After some time, I say goodbye to the temple for the last time, unlock my bike and peddle away. I decide to head to an area of town I’ve not yet visited. A few minutes later, three huge white geodesic domes are before me. Calm music is emanating from one of them, a camp called Fractal Planet. I lay my bike down and walk inside.
But I don’t get far. The entire floor is covered with people laying on their back, eyes closed. Two sound towers are positioned on either side of a small stage. A woman is at a computer console and a man is on stage, speaking gently into a microphone. His words are mixing with the music coming out of the computer. I soon realize they are conducting a sonic meditation. I look around carefully and find a small spot on the floor I can squeeze into. I put my backpack on the ground, take off my boots and lay down. For the next 30 minutes, I drift into an extremely peaceful state, perhaps even being hypnotized. And then, it’s over.
I sit up and take a deep breath. It was only 30 minutes, but it feels like I’ve just had a three-hour nap. Beautiful. I consider whether to leave, but it’s still really hot outside and the wind has picked up. No, I decide this is much nicer. And that’s before they announce that the next workshop is on aphrodisiacs. Gotta love Burning Man.
Sure enough, for the next hour about a hundred people under the dome learn about the aphrodisiacs that are all around us, and how to brew some of our own. Samples are passed around, though I think they’re pretty small. Either that, or we all just had very good self control.
By the time the aphrodisiac workshop has ended, the day has cooled somewhat. The sun is starting to morph into twilight and it’s time to go to one of the very few events that I actually planned for.
Thievery Corporation is one of my favorite bands. They’re an international act, but based in DC, so we usually have the opportunity to see them once a year. Rob Garza and Eric Hilton are the creative force behind Thievery. They collaborate with a host of other musicians to create a unique sound that can very from year to year. But before they created Thievery in 1995, they each had thriving DJ careers creating house and electronic music.
And so I was elated when I found out Rob Garza was doing four DJ sets at various camps around Burning Man over the course of the week.
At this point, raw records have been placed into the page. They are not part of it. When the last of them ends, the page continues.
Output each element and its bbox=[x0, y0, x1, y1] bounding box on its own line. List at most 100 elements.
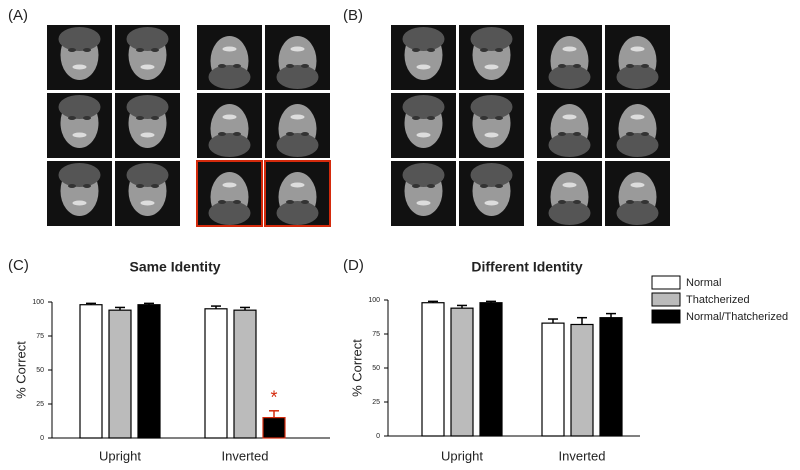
y-tick-label: 25 bbox=[372, 399, 380, 406]
eye bbox=[218, 132, 226, 136]
y-tick-label: 75 bbox=[36, 333, 44, 340]
hair bbox=[208, 133, 251, 157]
y-tick-label: 0 bbox=[376, 433, 380, 440]
eye bbox=[626, 64, 634, 68]
mouth bbox=[140, 64, 155, 70]
eye bbox=[626, 132, 634, 136]
mouth bbox=[72, 132, 87, 138]
eye bbox=[136, 48, 144, 52]
y-tick-label: 0 bbox=[40, 435, 44, 442]
mouth bbox=[222, 182, 237, 188]
hair bbox=[402, 95, 445, 119]
panel-label: (B) bbox=[343, 7, 363, 24]
mouth bbox=[416, 132, 431, 138]
panel-label: (C) bbox=[8, 257, 29, 274]
eye bbox=[136, 116, 144, 120]
bar bbox=[137, 304, 161, 439]
hair bbox=[58, 27, 101, 51]
annotation: * bbox=[270, 388, 277, 408]
bar bbox=[262, 417, 286, 439]
eye bbox=[301, 64, 309, 68]
x-tick-label: Upright bbox=[99, 448, 141, 463]
hair bbox=[616, 201, 659, 225]
eye bbox=[495, 116, 503, 120]
chart-title: Same Identity bbox=[129, 259, 220, 275]
eye bbox=[558, 200, 566, 204]
legend-label: Normal bbox=[686, 277, 721, 289]
hair bbox=[616, 133, 659, 157]
mouth bbox=[290, 114, 305, 120]
mouth bbox=[222, 46, 237, 52]
legend-label: Thatcherized bbox=[686, 294, 750, 306]
eye bbox=[136, 184, 144, 188]
bar bbox=[570, 323, 594, 437]
x-tick-label: Inverted bbox=[559, 448, 606, 463]
eye bbox=[641, 132, 649, 136]
y-tick-label: 100 bbox=[32, 299, 44, 306]
mouth bbox=[290, 46, 305, 52]
hair bbox=[548, 201, 591, 225]
bar bbox=[79, 304, 103, 439]
y-tick-label: 50 bbox=[372, 365, 380, 372]
eye bbox=[301, 200, 309, 204]
eye bbox=[83, 184, 91, 188]
eye bbox=[480, 184, 488, 188]
eye bbox=[495, 48, 503, 52]
y-tick-label: 25 bbox=[36, 401, 44, 408]
hair bbox=[616, 65, 659, 89]
panel-label: (A) bbox=[8, 7, 28, 24]
y-tick-label: 50 bbox=[36, 367, 44, 374]
bar bbox=[541, 322, 565, 437]
hair bbox=[470, 163, 513, 187]
eye bbox=[495, 184, 503, 188]
eye bbox=[573, 200, 581, 204]
mouth bbox=[630, 114, 645, 120]
eye bbox=[218, 64, 226, 68]
eye bbox=[286, 132, 294, 136]
hair bbox=[470, 27, 513, 51]
eye bbox=[83, 116, 91, 120]
eye bbox=[427, 184, 435, 188]
eye bbox=[233, 64, 241, 68]
hair bbox=[548, 65, 591, 89]
mouth bbox=[416, 200, 431, 206]
bar bbox=[108, 309, 132, 439]
hair bbox=[402, 27, 445, 51]
mouth bbox=[630, 46, 645, 52]
eye bbox=[68, 184, 76, 188]
eye bbox=[233, 200, 241, 204]
mouth bbox=[562, 46, 577, 52]
chart-title: Different Identity bbox=[471, 259, 582, 275]
hair bbox=[58, 163, 101, 187]
panel-label: (D) bbox=[343, 257, 364, 274]
mouth bbox=[630, 182, 645, 188]
x-tick-label: Upright bbox=[441, 448, 483, 463]
eye bbox=[573, 64, 581, 68]
hair bbox=[126, 95, 169, 119]
eye bbox=[558, 64, 566, 68]
eye bbox=[412, 116, 420, 120]
eye bbox=[412, 184, 420, 188]
hair bbox=[208, 65, 251, 89]
y-axis-label: % Correct bbox=[13, 341, 28, 399]
eye bbox=[286, 200, 294, 204]
hair bbox=[548, 133, 591, 157]
hair bbox=[126, 27, 169, 51]
eye bbox=[68, 116, 76, 120]
eye bbox=[641, 64, 649, 68]
eye bbox=[151, 184, 159, 188]
mouth bbox=[562, 182, 577, 188]
hair bbox=[276, 133, 319, 157]
eye bbox=[480, 48, 488, 52]
eye bbox=[151, 116, 159, 120]
bar bbox=[479, 302, 503, 437]
bar bbox=[421, 302, 445, 437]
eye bbox=[427, 116, 435, 120]
mouth bbox=[72, 200, 87, 206]
eye bbox=[68, 48, 76, 52]
eye bbox=[301, 132, 309, 136]
hair bbox=[402, 163, 445, 187]
bar bbox=[204, 308, 228, 439]
mouth bbox=[72, 64, 87, 70]
mouth bbox=[140, 132, 155, 138]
I was even more thrilled when I saw that Thursday’s set was at Pink Mammoth, one of the most fun dance camps I discovered during my first Burning Man last year.
So, off I bike to Pink Mammoth.
I pull up to the same scene I witnessed last year. Pink Mammoth gifts to the city a large dance floor, sound system, DJs and stocked bar. Their specialty sets are during the hours leading up to the sunset. The vibe is just so friendly, people dancing every which way and with anyone who happens to be in their path. Great music. Generous drinks. Beautiful way to end the day and begin the night.
One of my camp mates, Tim, has joined me. It’s his first Burning Man and I’m pretty sure he’s here in the desert only because his girlfriend probably said she was going with or without him. So, Tim is acclimating slowly, shall we say. But it’s a delight to see him start to loosen up here at Pink Mammoth. In fact, he ends up dancing on an elevated platform with a few other guys for the entire time we’re there.
And I just know he’s never danced with guys before!
I step outside the dance area to catch a breath and see the sun just minutes from going down behind Granite Peak. When the early sunset does occur, everyone howls good and loud, and as the line of the sunset moves across the city, I hear air horns and screams from afar. Howling at the sunset is a Burning Man tradition that’s hard to beat.
I’d like to tell you what I did the rest of evening, but I can’t. Only because I honestly can’t remember.